Overview of calcineurin structure. (A) Schematic of canonical (α, β2, and γ) and β1 CN isoforms. BBH, CN-B binding helix; CBD, calmodulin-binding domain; AIS, autoinhibitory sequence; AID, autoinhibitory domain; MLS, membrane localization sequence; EF, calcium-binding helix-loop-helix domain (EF1, 2 are lower affinity calcium-binding domains and EF3, 4 are higher affinity calcium-binding domains). (B) Ribbon diagram of CN heterodimer from PDB entry 4ORC (Li et al. 2016). CN-A subunit is in gray and CN-B subunit is in wheat. Calcium ions are colored in green, AIS in magenta, and AID in red.
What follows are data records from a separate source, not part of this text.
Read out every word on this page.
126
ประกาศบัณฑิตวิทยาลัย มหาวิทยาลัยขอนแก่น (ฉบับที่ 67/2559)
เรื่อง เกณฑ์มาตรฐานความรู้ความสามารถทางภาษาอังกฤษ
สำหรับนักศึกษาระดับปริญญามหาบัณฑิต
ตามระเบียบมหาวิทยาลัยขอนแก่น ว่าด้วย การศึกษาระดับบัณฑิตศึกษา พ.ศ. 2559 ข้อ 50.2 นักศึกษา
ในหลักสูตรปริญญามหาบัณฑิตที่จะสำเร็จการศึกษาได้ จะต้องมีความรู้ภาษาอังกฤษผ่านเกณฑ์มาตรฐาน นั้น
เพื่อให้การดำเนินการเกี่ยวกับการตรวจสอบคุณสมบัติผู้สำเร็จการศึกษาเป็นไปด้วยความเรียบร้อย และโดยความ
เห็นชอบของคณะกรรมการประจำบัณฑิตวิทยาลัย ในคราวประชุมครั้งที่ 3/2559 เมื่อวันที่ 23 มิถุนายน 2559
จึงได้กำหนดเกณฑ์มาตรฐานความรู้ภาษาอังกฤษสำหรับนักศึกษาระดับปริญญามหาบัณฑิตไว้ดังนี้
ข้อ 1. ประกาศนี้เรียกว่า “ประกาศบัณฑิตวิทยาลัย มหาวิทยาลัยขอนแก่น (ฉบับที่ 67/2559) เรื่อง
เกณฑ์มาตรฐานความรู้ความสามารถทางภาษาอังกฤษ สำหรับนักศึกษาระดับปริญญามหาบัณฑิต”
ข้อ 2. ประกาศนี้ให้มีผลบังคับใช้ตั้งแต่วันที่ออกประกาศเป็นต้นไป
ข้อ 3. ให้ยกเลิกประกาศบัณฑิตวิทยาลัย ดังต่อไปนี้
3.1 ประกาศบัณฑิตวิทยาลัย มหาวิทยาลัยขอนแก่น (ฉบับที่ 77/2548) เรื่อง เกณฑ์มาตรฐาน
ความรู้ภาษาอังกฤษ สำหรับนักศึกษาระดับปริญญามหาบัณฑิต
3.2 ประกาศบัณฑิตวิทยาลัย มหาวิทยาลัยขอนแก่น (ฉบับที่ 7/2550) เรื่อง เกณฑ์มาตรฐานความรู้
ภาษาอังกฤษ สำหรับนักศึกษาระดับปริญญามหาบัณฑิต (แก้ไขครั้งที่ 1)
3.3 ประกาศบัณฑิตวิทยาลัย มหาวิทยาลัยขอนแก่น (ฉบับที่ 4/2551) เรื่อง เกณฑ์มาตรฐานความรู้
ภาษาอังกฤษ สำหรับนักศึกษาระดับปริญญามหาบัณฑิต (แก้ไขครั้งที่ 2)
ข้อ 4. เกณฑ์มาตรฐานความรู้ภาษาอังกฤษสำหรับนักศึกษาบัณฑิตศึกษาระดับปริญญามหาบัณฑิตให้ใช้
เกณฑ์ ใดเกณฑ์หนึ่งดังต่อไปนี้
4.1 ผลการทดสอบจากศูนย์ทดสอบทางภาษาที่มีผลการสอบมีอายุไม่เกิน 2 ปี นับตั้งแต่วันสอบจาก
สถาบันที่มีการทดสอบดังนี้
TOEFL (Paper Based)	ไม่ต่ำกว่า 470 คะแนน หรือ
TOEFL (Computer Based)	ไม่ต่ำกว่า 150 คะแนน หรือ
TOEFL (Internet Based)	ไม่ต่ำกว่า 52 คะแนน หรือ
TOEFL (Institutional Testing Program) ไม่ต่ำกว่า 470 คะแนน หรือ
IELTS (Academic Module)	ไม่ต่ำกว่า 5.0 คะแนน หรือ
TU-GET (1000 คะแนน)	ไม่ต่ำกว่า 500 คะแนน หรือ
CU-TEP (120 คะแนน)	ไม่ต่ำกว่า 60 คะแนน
The catalytic site is represented by zinc (magenta) and iron (lime) metal ions.

Figure 2.

Schematic of proposed activation mechanism for canonical and calcineurin-β1 isozymes. Ca²⁺ ions binding CN-B and CaM (calmodulin) are in white. The magenta box represents the autoinhibitory sequence (AIS) sequence. For canonical calcineurin isozymes, Ca²⁺ binding to CN-B and calmodulin binding to CN-A relieves autoinhibition by the AIS and autoinhibitory domain (AID). For the calcineurin β1 isozyme, activation by calcium and calmodulin entail removal of the AIS and LAVP sequence from the substrate-binding groove. Activation may also involve localization of calcineurin-β1 to membranes via lipid modifications at the carboxy-terminal end. For all calcineurin isozymes, cleavage of the carboxy-terminal domains by calpain or caspases results in constitutively active enzyme.

Figure 3.

Calcineurin interacts with substrates via SLiMs, PxIxIT, and LxVP. (A) Space-filled diagram of calcineurin heterodimer complexed with the calcineurin-inhibiting domain from the viral protein A238L (PBD entry 4FOZ; Grigoriu et al. 2013). CN-A subunit is in gray and CN-B subunit is in wheat. The A238L peptide is in green with its PxIxIT-SLiM colored in orange and the LxVP-SLiM colored in purple. The calcineurin catalytic site is marked in red. (B) Space-filled diagram of calcineurin heterodimer complexed with FK506-FKBP12 (PDB entry ITCO; Griffith et al. 1995). CN-A and -B subunits and the calcineurin catalytic site are colored and in A. The FK506-FKBP12 complex is in magenta and occupies the same groove as the LxVP-SLiM in A.

Figure 4.

Schematic for proposed mechanism of substrate engagement by calcineurin. The substrate is shown as a dark brown line with PxIxIT (yellow) and LxVP (purple) SLiMs and the phosphate group to be removed (green circle). The PxIxIT SLiM can interact with calcineurin under nonactivating conditions, whereas the LxVP SLiM engages with calcineurin only after enzyme activation by Ca²⁺ and calmodulin. The immunosuppressants (IS) complexes, either CsA-cyclophilin or FK506-FKBP (both denoted as IS, red) with immunophilin (IMPH, orange) occlude the LxVP pocket to inhibit substrate binding.